Banks’ Q1 results seen steady; commentary on NIMs, deposit growth eyed

Anshika Kayastha Updated - July 10, 2023 at 08:56 PM.
Analysts peg credit growth for banks at 15-16.5 per cent y-o-y for the first quarter and net interest income growth at 20-28 per cent.

The financial performance of banks is expected to remain steady in Q1 FY24 led by strong loan growth trends, stable credit costs and asset quality, which are seen supporting profitability.

However, concerns regarding banks’ ballooning unsecured retail loans portfolio remain, with the market looking towards management guidance on future NIM (net interest margin) trajectory and low-cost deposit growth.

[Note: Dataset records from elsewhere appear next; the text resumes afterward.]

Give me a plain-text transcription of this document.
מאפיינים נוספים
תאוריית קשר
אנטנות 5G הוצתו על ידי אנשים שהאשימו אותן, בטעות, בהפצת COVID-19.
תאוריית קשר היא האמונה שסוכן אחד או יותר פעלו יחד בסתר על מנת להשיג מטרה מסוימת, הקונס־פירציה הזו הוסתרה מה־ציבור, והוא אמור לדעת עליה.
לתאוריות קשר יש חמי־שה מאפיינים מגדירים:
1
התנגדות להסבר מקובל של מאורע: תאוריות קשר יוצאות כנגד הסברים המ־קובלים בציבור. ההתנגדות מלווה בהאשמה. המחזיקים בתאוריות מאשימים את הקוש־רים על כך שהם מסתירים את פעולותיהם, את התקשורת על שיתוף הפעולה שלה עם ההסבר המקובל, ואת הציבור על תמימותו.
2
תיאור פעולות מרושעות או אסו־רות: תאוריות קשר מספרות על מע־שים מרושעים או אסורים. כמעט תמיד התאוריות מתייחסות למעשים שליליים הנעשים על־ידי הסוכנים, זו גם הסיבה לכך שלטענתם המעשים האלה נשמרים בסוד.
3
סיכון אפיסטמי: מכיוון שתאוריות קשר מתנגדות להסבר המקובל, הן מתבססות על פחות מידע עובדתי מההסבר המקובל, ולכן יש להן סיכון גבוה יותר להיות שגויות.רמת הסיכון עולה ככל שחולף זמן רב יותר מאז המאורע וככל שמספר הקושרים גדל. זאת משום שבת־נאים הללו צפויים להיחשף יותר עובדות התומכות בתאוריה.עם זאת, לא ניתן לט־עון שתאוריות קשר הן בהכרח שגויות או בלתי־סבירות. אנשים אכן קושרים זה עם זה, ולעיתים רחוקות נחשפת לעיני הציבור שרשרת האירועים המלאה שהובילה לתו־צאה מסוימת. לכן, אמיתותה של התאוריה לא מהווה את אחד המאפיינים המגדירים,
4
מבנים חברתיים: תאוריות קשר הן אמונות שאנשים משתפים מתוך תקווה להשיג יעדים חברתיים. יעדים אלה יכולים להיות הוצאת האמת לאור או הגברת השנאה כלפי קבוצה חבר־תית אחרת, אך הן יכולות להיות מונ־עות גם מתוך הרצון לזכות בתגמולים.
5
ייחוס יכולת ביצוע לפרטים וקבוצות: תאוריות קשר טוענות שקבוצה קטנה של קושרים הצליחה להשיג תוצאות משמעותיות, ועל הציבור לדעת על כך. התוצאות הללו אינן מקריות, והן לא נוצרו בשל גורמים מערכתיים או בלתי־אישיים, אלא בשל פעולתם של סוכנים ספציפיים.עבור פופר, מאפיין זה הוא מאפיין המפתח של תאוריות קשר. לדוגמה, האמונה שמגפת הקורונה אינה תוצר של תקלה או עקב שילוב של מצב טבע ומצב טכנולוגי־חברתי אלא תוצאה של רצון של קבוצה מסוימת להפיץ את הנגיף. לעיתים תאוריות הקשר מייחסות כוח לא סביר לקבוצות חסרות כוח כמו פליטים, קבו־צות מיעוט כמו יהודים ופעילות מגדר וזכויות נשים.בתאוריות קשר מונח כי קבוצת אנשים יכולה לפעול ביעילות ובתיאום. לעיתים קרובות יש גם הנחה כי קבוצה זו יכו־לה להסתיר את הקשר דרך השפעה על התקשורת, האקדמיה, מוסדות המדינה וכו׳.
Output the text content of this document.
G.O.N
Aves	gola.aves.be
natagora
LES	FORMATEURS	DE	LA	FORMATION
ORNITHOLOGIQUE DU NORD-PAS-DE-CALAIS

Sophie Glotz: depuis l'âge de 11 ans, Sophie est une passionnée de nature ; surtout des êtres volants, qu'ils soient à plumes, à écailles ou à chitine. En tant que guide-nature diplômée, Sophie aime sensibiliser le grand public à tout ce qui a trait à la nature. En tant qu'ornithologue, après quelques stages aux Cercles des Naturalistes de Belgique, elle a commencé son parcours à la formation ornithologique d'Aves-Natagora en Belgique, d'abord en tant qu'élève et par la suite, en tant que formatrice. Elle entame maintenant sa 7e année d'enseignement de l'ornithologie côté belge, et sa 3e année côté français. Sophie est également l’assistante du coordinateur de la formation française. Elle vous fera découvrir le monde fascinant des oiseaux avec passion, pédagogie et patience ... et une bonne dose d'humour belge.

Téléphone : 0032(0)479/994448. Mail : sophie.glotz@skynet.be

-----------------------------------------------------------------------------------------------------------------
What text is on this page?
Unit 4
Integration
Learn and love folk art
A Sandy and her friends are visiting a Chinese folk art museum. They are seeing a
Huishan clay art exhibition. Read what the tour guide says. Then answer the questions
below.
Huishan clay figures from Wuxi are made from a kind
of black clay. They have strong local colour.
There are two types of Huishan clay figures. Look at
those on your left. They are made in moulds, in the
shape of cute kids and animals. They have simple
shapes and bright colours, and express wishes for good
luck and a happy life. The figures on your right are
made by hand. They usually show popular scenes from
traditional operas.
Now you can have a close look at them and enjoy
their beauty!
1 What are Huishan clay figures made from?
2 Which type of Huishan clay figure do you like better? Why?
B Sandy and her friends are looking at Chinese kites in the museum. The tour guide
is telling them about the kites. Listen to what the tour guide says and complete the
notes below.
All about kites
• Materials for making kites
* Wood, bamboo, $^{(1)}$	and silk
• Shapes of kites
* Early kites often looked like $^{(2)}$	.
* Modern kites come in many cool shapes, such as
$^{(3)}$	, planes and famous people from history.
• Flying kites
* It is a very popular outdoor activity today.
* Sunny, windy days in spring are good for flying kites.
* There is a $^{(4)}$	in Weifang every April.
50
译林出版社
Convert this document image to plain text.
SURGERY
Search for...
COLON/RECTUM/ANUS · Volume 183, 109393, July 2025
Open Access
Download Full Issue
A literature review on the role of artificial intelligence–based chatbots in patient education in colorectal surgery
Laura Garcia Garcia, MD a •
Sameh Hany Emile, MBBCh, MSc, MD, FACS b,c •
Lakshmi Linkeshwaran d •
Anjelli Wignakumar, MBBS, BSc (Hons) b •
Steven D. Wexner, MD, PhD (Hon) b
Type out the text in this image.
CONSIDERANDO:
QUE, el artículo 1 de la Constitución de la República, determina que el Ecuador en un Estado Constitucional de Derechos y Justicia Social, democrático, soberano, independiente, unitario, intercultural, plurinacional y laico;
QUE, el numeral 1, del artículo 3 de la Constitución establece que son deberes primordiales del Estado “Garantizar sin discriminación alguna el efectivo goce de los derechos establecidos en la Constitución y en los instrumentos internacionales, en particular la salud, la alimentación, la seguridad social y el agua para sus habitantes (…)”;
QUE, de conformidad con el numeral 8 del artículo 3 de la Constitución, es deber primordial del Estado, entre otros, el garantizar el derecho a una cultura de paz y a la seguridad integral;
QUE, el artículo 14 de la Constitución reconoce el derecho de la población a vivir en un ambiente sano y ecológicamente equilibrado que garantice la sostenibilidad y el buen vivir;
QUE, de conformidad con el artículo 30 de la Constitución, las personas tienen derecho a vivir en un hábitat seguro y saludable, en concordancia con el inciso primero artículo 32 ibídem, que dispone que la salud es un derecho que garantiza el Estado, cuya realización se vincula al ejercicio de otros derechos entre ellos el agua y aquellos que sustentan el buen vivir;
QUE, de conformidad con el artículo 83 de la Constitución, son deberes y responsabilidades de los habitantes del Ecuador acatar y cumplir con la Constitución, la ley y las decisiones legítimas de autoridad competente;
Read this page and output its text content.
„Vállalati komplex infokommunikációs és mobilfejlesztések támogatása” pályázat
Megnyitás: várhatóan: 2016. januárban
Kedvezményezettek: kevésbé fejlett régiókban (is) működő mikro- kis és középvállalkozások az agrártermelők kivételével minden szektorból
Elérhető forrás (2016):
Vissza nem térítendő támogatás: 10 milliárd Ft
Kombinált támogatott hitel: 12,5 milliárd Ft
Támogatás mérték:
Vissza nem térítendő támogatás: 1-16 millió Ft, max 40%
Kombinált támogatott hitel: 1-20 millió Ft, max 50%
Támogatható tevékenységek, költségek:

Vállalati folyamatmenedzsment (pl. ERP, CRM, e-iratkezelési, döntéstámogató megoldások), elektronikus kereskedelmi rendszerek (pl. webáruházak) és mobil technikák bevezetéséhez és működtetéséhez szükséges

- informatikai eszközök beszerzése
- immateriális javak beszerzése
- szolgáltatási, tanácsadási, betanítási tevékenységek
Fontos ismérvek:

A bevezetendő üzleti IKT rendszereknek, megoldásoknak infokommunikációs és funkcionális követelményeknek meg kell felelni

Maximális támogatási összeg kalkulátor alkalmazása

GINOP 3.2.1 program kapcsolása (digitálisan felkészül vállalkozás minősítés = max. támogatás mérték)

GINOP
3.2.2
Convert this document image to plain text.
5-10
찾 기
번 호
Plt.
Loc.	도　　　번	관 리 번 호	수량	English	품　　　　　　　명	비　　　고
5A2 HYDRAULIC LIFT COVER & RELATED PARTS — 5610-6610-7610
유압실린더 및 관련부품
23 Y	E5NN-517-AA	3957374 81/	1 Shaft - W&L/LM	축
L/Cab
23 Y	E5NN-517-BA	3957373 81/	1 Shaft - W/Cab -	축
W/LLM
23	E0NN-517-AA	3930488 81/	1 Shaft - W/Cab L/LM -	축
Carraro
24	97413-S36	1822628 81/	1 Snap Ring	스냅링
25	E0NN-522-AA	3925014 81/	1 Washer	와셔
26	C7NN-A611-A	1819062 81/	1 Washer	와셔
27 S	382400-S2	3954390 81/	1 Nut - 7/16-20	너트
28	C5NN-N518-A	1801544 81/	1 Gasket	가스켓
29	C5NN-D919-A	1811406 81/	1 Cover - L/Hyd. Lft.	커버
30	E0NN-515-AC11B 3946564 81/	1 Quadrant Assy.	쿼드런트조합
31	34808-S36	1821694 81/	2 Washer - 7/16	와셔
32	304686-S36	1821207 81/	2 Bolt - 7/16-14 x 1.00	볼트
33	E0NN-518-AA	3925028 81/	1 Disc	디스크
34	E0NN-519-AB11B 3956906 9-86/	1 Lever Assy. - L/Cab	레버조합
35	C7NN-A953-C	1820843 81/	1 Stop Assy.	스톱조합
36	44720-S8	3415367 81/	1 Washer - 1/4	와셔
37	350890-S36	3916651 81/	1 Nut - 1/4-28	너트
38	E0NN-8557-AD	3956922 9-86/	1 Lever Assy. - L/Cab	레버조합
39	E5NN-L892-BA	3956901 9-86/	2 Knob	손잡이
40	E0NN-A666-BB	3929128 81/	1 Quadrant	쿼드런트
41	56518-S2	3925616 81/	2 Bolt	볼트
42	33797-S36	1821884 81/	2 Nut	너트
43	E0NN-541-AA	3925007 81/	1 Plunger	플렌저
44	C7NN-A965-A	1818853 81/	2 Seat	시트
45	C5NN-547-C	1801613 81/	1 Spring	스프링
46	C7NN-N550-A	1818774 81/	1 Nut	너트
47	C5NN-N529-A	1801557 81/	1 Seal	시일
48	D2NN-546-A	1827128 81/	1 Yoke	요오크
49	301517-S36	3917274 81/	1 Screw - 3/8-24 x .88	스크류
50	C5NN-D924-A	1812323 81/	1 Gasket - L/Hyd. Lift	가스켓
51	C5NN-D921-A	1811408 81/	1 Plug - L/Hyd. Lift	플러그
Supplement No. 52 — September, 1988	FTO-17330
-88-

“Apart from the frontline banks, even the mid-tier and smaller banks continue to show healthy credit growth numbers. Underwriting appetite has significantly improved in the microfinance segment as borrower incomes have recovered to a large extent,” Kotak Institutional Equities said in a note.

NIMs decline

Analysts peg credit growth for banks at 15-16.5 per cent y-o-y for the first quarter and NII (net interest income) growth at 20-28 per cent. NIMs are 10-20 bps lower sequentially, but higher by 20-60 bps on year.

Net profit for banks is seen rising 54-60 per cent y-o-y led by around 35 per cent increase in operating profit. PSU banks are seen leading with 96-116 per cent PAT growth and private banks at 32-45 per cent.

While NIMs are expected to decline marginally for most banks due to the rise in cost of funds, some large private banks are likely to report stable NIMs given that the deposit repricing has been lower than anticipated.

Customer’s choices

ICICI Bank, Kotak Mahindra Bank and IndusInd Bank are the preferred banks, with Axis Bank expected to return to profitability following last quarter’s loss due to the Citi acquisition. HDFC Bank is seen slowing down on growth due to elevated opex ahead of the merger with parent HDFC. Federal Bank, RBL Bank and Karur Vysya Bank are the top picks among mid-sized banks.

Asset quality is seen sanguine even as discussions around the rising share of banks’ lending to the high yielding but riskier unsecured retail segment gain pace.

In addition, recoveries and upgradations are expected to continue surpassing slippages whereas some PSU banks may report higher provisions to boost their coverage ratios, analysts said, pegging gross NPA ratios at 21 bps lower on quarter. They added that banks’ commentary on the impact of the recent unseasonal rains on the quality of agri loans/KCC will be also eyed.

On the other hand, deposit growth continues to lag credit growth for most banks across the board, leading to lenders using their balance sheet liquidity, corporate deposits, or short-term market borrowings to fund lending.

“Deposit growth has improved to 12 per cent YoY and 3.4 per cent QoQ, partly aided by RBI’s mini DeMon of ₹2,000 notes. However, CASA ratio should trend down due to cannibalisation towards high-rate term deposits,” Emkay Global Financial said.